I should be at least a little pleased that I got here in one piece, managed to keep up with my workload, did at least some running every day, and even behaved in a pro-social manner along the way. But with a few important exceptions, I don't care much for the things this world presents. In an effort to allay some of my scorn, I deactivated my social-media accounts with the exception of Instagram, which can only be so bad from my perspective because it doesn't include hordes of ignorant cross-eyed fuckwads bellowing confidently about things they know absolutely nothing about. (I could claim that the current uproar about Facebook's selling of personal data to anyone willing to pay for it -- and its likely role in helping install a shit-encrusted special-needs adult in the West Wing -- is a factor, but that would be a lie.

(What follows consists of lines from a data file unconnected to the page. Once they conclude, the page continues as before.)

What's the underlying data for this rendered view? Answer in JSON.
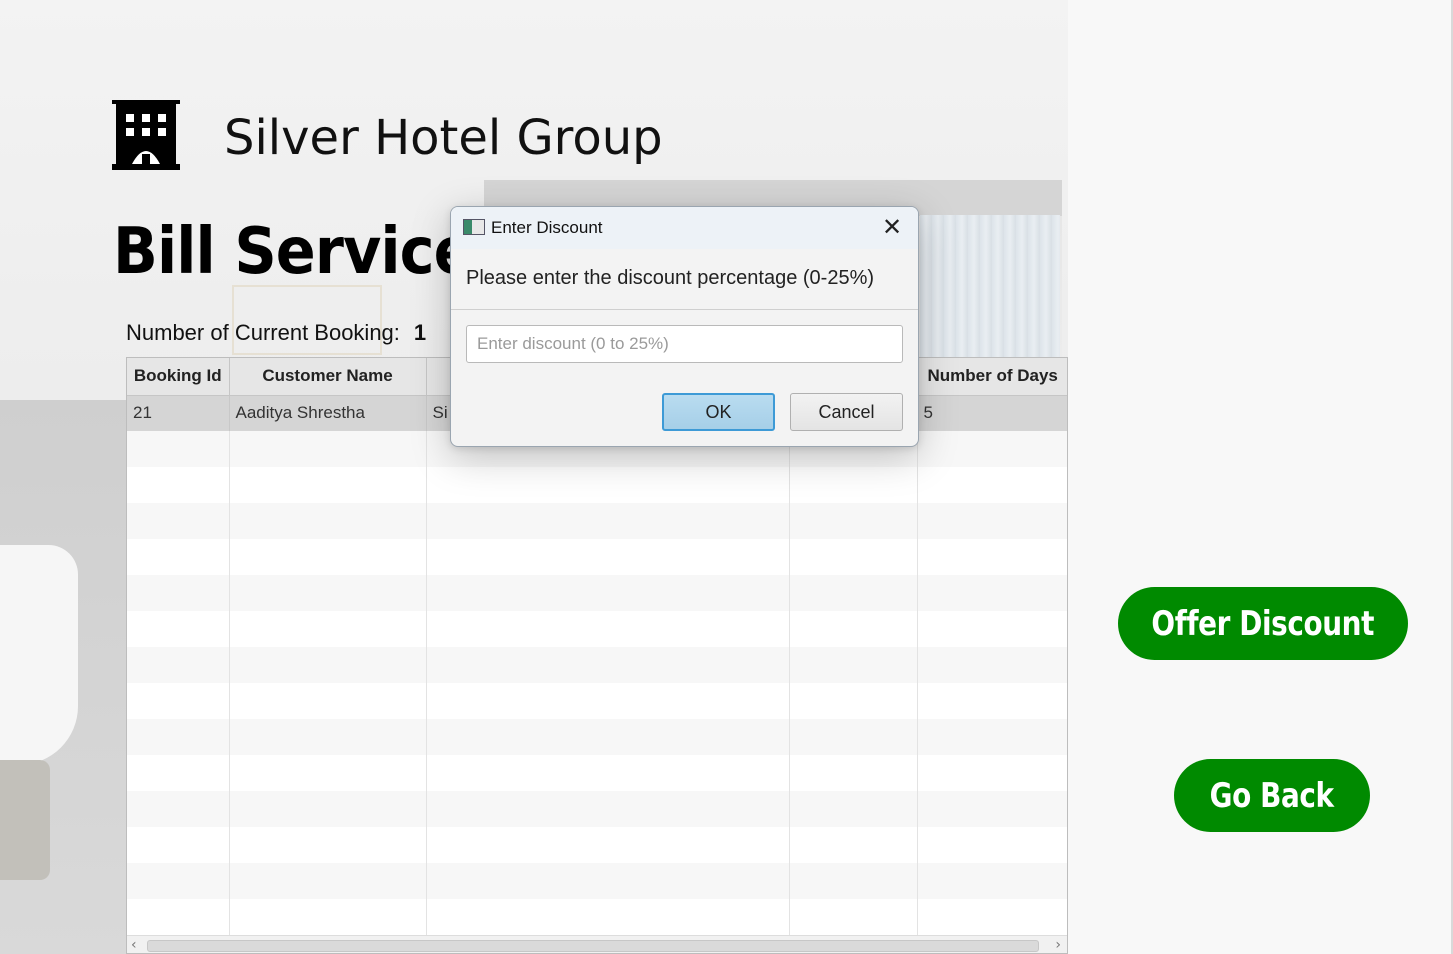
{
  "header": {
    "brand_name": "Silver Hotel Group",
    "page_title": "Bill Service"
  },
  "booking_count": {
    "label": "Number of Current Booking:",
    "value": "1"
  },
  "table": {
    "columns": [
      "Booking Id",
      "Customer Name",
      "",
      "",
      "Number of Days"
    ],
    "rows": [
      [
        "21",
        "Aaditya Shrestha",
        "Si",
        "",
        "5"
      ]
    ]
  },
  "actions": {
    "offer_discount": "Offer Discount",
    "go_back": "Go Back"
  },
  "dialog": {
    "title": "Enter Discount",
    "close_glyph": "✕",
    "message": "Please enter the discount percentage (0-25%)",
    "input_value": "",
    "input_placeholder": "Enter discount (0 to 25%)",
    "ok_label": "OK",
    "cancel_label": "Cancel"
  },
  "colors": {
    "accent_green": "#008a00",
    "ok_border": "#3d9ad6"
  },
  "icons": {
    "brand": "hotel-building-icon",
    "dialog_app": "java-app-icon"
  }
}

Sentient beings have know of the company's skullduggery for a solid decade, and my general contempt for the masses reaches back even further and has never been under wraps.) I am also not going to get any closer to finishing an important long-term project if I spend hours a day fighting with people whose over level of neurological functioning is somewhere between that of a typical barnyard animal and the material that falls out of the assholes of those animals at regular intervals.

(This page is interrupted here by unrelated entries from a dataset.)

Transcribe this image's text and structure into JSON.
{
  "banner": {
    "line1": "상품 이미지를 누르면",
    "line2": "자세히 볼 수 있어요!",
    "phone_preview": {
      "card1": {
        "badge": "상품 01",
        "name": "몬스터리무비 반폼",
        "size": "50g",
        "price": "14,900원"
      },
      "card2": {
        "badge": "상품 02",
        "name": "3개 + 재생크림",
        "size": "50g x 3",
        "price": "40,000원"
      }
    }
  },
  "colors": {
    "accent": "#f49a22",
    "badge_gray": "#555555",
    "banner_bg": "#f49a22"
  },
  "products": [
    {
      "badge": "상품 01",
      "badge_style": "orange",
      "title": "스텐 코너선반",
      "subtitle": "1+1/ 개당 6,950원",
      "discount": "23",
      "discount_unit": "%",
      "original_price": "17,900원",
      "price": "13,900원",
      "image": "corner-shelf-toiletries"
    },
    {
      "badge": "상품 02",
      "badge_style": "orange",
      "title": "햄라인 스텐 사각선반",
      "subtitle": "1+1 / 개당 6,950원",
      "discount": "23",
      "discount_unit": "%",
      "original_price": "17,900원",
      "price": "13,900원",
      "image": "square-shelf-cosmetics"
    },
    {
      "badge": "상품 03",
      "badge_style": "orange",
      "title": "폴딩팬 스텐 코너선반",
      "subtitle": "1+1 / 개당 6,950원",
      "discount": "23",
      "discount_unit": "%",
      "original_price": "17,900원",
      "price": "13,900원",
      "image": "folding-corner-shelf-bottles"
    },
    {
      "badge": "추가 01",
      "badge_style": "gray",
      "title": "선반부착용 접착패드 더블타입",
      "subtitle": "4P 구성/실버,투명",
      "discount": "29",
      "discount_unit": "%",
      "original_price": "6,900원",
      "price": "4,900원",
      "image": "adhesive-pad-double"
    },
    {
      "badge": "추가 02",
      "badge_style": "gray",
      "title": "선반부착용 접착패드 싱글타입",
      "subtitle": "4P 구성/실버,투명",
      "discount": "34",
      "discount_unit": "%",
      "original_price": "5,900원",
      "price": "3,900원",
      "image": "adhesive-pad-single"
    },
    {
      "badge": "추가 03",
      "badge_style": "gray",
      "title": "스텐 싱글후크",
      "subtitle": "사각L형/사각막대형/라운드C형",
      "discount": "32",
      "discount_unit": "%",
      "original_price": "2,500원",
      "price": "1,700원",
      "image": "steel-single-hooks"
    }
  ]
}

Along these lines, and in acknowledgement of how listless my running is, I'm skipping a local 5K tomorrow that I have trotted through a couple of times in recent years and won on three occasions back when I was at least somewhat respectable at this silly activity. If I want to achieve the same psycho-emotional state that encountering other runners and struggling to a shitty time would produce, I can just repeatedly punch myself in the dick until either my crotch or my hand gets tired.

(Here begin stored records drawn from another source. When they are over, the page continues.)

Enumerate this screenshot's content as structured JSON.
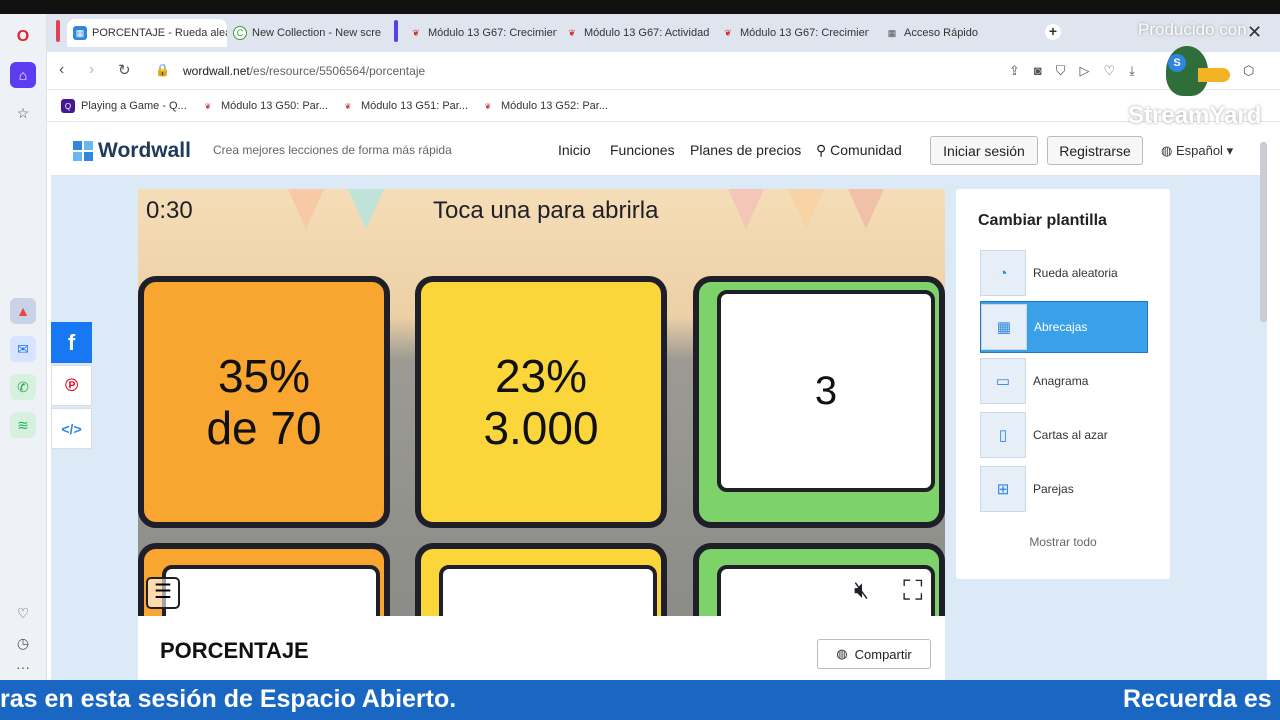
{
  "tabs": [
    {
      "label": "PORCENTAJE - Rueda alea",
      "active": true
    },
    {
      "label": "New Collection - New scre"
    },
    {
      "label": "Módulo 13 G67: Crecimien"
    },
    {
      "label": "Módulo 13 G67: Actividad"
    },
    {
      "label": "Módulo 13 G67: Crecimien"
    },
    {
      "label": "Acceso Rápido"
    }
  ],
  "address": {
    "domain": "wordwall.net",
    "path": "/es/resource/5506564/porcentaje"
  },
  "bookmarks": [
    "Playing a Game - Q...",
    "Módulo 13 G50: Par...",
    "Módulo 13 G51: Par...",
    "Módulo 13 G52: Par..."
  ],
  "wordwall": {
    "logo": "Wordwall",
    "tagline": "Crea mejores lecciones de forma más rápida",
    "nav": [
      "Inicio",
      "Funciones",
      "Planes de precios",
      "Comunidad"
    ],
    "login": "Iniciar sesión",
    "register": "Registrarse",
    "language": "Español"
  },
  "game": {
    "timer": "0:30",
    "instruction": "Toca una para abrirla",
    "cards": [
      {
        "line1": "35%",
        "line2": "de 70",
        "color": "#f9a630"
      },
      {
        "line1": "23%",
        "line2": "3.000",
        "color": "#fbd63a"
      },
      {
        "line1": "3",
        "line2": "",
        "color": "#7dd36a"
      }
    ]
  },
  "activity_title": "PORCENTAJE",
  "share_label": "Compartir",
  "panel": {
    "title": "Cambiar plantilla",
    "templates": [
      "Rueda aleatoria",
      "Abrecajas",
      "Anagrama",
      "Cartas al azar",
      "Parejas"
    ],
    "selected": "Abrecajas",
    "show_all": "Mostrar todo"
  },
  "overlay": {
    "producido": "Producido con",
    "streamyard": "StreamYard"
  },
  "ticker": {
    "left": "ras en esta sesión de Espacio Abierto.",
    "right": "Recuerda es"
  },
  "colors": {
    "wordwall_blue": "#2e86de",
    "ticker": "#1967c2",
    "selected_template": "#3aa0e8"
  }
}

Finally, I recently pointed out that I'm tired of comments from nutjobs, and, in no small part owing to the fact that the howling dumbfucks of America elected a howling dumbfuck to the presidency, of the presence of nutjobs in the world in general. In response to the recent surge in chatter about America's gun violence, some psychologist somewhere pointed out that most mentally disturbed people are not violent and that most violent people don't qualify as mentally disturbed. As heartwarming as this is, the undeniable truth is that mentally disturbed people are uniformly annoying. If they weren't, we wouldn't label them "disturbed" in the first place, because what they are more than anything else is disturbing. Thanks in no small part to the relentless shitshow this person's pointless life represents, and also thanks to the presence of people like this, whatever sympathy I once mustered for people with fucked-up brain chemistry is gone, and the fact that they can't help it doesn't matter to me at all. I'm obviously no stranger to psychological unrest, but for whatever reason I've never systematically focused my fucktardation (not a clinical term and not one that's bound to earn me kudos from SJWs, but I'm not on the Internet to make friends or even a favorable impression) on dragging other people into the mud. My most eager commenter, whose mental disorders have caused real problems in other people's lives, recently crossed a line here, so I'm not publishing what he wrote or any of his comments anymore (this makes me perhaps the 61st blogger to take this step). I'm leaving the existing ones up owing to a combination of laziness and morbid fascination. I know that psych drugs are no panacea, but if the caregivers of those nettlesome and intrusive whackos refuse to step in and do everything they can to sedate them, tough shit. My blog is not going to serve as substrate for the differently challenged to act out their weirdness.